Admiration pour Adolf Hitler

Jusqu’où peut vraiment aller Facebook? La question se pose avec d’autant plus d’acuité que les Etats-Unis sont confrontés à une hausse des actes de violence imputés aux suprémacistes. Rien qu’en 2018 ces actes ont fait une quarantaine de victimes, selon le Southern Poverty Law Center. Le FBI est sur les dents. L’auteur de la récente fusillade dans une synagogue de San Diego qui a fait un mort était inconnu des services de police. Mais il avait fait de la propagande sur internet, en se félicitant des attaques meurtrières perpétrées dans des mosquées, dont celle de Christchurch (Nouvelle-Zélande) en mars, où 49 personnes ont perdu la vie.

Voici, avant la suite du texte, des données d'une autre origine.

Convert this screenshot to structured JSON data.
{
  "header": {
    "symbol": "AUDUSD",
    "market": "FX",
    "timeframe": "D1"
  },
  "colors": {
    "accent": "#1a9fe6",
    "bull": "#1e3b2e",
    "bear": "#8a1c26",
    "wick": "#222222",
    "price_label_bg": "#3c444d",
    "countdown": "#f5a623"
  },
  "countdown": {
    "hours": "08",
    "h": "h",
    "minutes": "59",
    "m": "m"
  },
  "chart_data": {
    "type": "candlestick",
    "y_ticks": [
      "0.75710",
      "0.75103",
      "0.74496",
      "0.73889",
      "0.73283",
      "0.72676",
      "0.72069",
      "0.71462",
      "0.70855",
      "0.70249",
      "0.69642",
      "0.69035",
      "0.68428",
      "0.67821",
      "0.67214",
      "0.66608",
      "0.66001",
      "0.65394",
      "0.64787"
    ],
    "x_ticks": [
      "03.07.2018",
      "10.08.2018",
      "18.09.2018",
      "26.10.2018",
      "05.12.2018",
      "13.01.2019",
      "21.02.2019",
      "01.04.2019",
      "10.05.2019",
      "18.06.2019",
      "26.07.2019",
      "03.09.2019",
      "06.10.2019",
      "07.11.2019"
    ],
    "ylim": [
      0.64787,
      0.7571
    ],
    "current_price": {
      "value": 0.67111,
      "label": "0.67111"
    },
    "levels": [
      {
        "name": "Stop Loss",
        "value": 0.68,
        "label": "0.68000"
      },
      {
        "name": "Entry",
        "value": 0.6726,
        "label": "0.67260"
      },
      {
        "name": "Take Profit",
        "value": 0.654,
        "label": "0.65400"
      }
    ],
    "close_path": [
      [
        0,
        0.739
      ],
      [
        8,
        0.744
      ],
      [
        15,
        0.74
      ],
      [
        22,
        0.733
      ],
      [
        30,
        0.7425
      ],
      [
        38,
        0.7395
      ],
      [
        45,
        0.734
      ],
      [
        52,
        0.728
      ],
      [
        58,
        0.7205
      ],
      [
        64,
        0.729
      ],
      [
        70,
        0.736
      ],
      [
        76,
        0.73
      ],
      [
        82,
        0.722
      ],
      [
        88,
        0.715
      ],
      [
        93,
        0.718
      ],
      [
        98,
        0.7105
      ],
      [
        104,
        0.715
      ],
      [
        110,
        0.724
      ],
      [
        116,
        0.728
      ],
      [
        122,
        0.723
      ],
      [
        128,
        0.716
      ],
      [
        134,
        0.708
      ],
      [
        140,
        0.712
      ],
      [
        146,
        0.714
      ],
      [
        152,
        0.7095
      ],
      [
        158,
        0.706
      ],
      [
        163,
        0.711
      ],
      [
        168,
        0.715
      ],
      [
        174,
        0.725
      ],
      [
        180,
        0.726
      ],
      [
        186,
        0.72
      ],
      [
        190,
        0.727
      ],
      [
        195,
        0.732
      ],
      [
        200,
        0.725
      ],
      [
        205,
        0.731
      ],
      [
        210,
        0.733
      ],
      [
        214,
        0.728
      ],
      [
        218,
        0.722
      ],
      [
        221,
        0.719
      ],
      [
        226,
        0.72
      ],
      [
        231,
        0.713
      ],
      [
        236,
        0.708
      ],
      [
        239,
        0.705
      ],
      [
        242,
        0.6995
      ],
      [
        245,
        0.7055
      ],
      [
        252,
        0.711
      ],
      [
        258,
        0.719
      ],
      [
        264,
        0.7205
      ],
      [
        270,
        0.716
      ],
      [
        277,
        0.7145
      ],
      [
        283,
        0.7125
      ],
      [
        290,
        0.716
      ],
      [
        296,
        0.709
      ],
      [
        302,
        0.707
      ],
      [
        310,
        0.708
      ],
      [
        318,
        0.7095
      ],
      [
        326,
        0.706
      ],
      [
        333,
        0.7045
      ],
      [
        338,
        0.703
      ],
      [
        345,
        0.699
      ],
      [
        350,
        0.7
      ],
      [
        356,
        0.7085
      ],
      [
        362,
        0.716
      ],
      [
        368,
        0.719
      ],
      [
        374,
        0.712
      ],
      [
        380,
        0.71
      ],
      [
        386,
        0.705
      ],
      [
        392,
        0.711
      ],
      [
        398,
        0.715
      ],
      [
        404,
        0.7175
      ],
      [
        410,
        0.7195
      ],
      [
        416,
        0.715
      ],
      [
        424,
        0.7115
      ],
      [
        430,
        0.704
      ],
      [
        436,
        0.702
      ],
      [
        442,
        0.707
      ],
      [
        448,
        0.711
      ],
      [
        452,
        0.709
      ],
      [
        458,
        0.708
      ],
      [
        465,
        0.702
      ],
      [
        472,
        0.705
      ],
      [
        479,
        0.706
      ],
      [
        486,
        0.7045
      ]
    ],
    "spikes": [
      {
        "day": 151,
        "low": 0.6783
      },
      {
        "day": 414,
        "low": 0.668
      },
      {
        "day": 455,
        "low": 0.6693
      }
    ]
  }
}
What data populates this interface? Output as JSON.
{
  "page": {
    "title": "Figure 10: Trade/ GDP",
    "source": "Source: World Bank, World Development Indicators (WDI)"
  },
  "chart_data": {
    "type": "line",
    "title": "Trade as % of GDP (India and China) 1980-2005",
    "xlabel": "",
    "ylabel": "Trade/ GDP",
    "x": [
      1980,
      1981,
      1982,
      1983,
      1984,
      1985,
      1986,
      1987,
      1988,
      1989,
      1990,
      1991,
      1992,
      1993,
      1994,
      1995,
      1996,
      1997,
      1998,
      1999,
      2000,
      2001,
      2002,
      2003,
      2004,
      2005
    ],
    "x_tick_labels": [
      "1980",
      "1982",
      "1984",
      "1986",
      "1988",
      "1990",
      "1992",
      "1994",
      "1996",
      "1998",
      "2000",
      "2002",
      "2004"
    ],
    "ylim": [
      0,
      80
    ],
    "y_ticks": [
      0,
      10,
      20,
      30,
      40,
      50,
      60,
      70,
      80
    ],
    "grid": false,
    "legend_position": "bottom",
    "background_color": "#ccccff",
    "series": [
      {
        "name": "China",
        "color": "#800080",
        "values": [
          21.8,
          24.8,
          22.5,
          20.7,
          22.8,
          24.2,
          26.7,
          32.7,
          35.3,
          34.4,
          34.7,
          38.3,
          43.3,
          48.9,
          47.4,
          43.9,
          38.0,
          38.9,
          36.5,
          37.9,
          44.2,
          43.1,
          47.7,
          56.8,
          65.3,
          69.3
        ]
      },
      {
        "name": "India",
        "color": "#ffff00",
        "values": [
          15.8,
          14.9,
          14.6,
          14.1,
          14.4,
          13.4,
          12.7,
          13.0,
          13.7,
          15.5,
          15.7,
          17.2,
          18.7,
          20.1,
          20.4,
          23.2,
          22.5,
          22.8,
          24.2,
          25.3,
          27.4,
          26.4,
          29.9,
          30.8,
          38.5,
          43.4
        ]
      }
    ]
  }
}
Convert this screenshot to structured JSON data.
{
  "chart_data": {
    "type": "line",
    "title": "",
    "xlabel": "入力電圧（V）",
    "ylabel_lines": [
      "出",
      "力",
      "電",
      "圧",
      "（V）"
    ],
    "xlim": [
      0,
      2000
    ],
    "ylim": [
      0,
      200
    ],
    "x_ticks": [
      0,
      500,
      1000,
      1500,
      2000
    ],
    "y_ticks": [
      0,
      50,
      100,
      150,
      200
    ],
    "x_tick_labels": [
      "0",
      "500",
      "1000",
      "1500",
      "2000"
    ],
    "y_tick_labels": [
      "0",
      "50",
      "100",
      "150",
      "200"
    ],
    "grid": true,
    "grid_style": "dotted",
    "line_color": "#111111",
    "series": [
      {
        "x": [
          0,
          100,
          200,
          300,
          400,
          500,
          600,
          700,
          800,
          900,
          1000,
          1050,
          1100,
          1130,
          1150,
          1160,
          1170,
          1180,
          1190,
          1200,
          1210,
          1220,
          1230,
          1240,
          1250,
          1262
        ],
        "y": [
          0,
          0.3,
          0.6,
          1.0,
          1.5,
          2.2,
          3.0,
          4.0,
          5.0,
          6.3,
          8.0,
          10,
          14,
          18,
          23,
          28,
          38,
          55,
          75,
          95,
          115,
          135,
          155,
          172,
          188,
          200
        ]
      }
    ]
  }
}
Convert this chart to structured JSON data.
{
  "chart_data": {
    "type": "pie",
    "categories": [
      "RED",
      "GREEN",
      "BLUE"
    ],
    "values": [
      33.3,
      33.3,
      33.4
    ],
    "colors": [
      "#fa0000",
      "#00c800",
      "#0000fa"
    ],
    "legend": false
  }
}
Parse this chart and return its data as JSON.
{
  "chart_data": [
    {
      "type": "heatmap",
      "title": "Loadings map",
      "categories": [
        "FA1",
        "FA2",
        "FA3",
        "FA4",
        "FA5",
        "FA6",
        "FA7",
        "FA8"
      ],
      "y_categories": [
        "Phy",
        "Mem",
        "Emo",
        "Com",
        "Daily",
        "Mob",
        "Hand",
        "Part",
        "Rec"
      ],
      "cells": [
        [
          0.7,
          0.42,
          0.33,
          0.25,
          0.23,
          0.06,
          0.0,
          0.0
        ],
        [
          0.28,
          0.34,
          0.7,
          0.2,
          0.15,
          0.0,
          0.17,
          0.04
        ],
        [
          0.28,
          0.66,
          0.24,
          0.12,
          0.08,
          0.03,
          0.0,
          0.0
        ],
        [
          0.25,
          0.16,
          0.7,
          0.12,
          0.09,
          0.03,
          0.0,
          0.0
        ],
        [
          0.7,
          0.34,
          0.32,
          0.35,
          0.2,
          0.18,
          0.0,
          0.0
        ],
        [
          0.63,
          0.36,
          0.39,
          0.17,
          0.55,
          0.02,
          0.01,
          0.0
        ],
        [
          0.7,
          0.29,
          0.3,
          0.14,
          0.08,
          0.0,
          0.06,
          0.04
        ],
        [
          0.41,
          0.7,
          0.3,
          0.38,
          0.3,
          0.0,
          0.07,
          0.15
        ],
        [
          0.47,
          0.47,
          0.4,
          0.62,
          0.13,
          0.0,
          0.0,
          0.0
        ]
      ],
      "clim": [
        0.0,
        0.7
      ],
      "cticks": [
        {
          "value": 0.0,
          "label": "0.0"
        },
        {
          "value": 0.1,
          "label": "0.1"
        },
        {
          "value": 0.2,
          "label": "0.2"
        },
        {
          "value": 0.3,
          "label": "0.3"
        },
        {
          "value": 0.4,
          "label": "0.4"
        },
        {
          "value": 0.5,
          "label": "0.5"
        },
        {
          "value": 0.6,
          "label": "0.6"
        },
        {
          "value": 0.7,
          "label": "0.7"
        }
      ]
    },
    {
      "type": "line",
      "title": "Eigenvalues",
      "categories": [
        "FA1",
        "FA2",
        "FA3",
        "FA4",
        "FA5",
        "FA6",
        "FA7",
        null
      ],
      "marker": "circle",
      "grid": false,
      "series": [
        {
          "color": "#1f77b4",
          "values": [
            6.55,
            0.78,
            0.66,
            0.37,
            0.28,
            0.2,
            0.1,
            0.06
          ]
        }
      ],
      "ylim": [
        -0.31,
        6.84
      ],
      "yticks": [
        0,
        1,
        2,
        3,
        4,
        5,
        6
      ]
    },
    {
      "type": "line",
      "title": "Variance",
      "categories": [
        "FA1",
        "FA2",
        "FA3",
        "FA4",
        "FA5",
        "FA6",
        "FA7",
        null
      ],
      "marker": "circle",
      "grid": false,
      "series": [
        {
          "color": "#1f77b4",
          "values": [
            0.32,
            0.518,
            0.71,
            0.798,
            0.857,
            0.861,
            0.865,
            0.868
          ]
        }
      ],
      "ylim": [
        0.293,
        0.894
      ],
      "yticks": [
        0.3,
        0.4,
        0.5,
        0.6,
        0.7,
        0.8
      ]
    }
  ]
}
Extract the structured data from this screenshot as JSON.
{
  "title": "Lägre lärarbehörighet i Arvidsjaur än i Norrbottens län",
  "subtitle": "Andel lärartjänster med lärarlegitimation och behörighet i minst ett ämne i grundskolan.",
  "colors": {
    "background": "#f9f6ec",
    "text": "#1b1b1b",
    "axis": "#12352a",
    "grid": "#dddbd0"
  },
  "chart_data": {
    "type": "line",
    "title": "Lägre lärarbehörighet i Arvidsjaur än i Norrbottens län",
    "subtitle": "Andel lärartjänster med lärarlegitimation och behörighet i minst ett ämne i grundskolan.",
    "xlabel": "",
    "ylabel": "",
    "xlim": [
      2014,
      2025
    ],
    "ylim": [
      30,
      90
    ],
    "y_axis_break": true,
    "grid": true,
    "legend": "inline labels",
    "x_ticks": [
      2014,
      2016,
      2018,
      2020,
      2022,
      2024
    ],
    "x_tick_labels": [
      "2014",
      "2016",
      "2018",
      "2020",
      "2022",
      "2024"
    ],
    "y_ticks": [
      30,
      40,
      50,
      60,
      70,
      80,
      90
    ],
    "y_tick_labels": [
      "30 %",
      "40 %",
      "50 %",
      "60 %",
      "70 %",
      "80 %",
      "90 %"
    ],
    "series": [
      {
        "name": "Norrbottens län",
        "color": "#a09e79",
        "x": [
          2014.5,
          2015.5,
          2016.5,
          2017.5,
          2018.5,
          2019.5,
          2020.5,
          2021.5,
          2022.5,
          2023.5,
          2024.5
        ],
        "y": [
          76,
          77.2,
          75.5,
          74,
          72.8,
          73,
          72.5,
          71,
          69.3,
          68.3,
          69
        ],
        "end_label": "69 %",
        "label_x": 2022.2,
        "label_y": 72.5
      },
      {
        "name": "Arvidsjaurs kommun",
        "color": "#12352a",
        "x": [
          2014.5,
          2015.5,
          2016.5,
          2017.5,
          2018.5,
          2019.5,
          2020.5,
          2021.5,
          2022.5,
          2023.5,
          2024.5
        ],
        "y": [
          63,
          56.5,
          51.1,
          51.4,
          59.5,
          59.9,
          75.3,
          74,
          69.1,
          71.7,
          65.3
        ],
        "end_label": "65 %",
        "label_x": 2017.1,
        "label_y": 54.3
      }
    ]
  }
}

La lettre dans laquelle il affiche aussi son admiration pour Adolf Hitler a circulé dans le milieu. «C’est plus qu’une tirade haineuse, c’est un produit de l’idéologie du nationalisme blanc, qui utilise un jargon, des arguments et des mèmes internet spécifiques», relève sur Twitter Rita Katz, directrice de SITE, un organisme qui surveille les mouvances extrémistes. «Une preuve de plus de la dangerosité de la rhétorique de l’extrême droite pour inspirer des attaques.»

Un rapport du think tank Counter Extremism Project (CEP) démontre les limites de Facebook. Sur une période de deux mois, à l’automne 2018, il avait recensé 40 pages appartenant à des groupes liés aux milieux suprémacistes et néonazis et a pu constater l’augmentation de leur popularité. Sans que la CEP ne fasse rien, cinq pages ont été supprimées par Facebook pendant cette période d’observation. L’organisation a signalé les 35 autres incitant clairement à la haine, alors que Facebook a toujours assuré bannir les appels à la violence et contenus racistes. Facebook a réagi et a répondu en avoir supprimé six (17%). La CEP a vérifié: dans les faits, seules trois pages sur les 35 signalées avaient disparu. Dans d’autres cas, Facebook a supprimé du contenu tout en laissant les pages incriminées actives.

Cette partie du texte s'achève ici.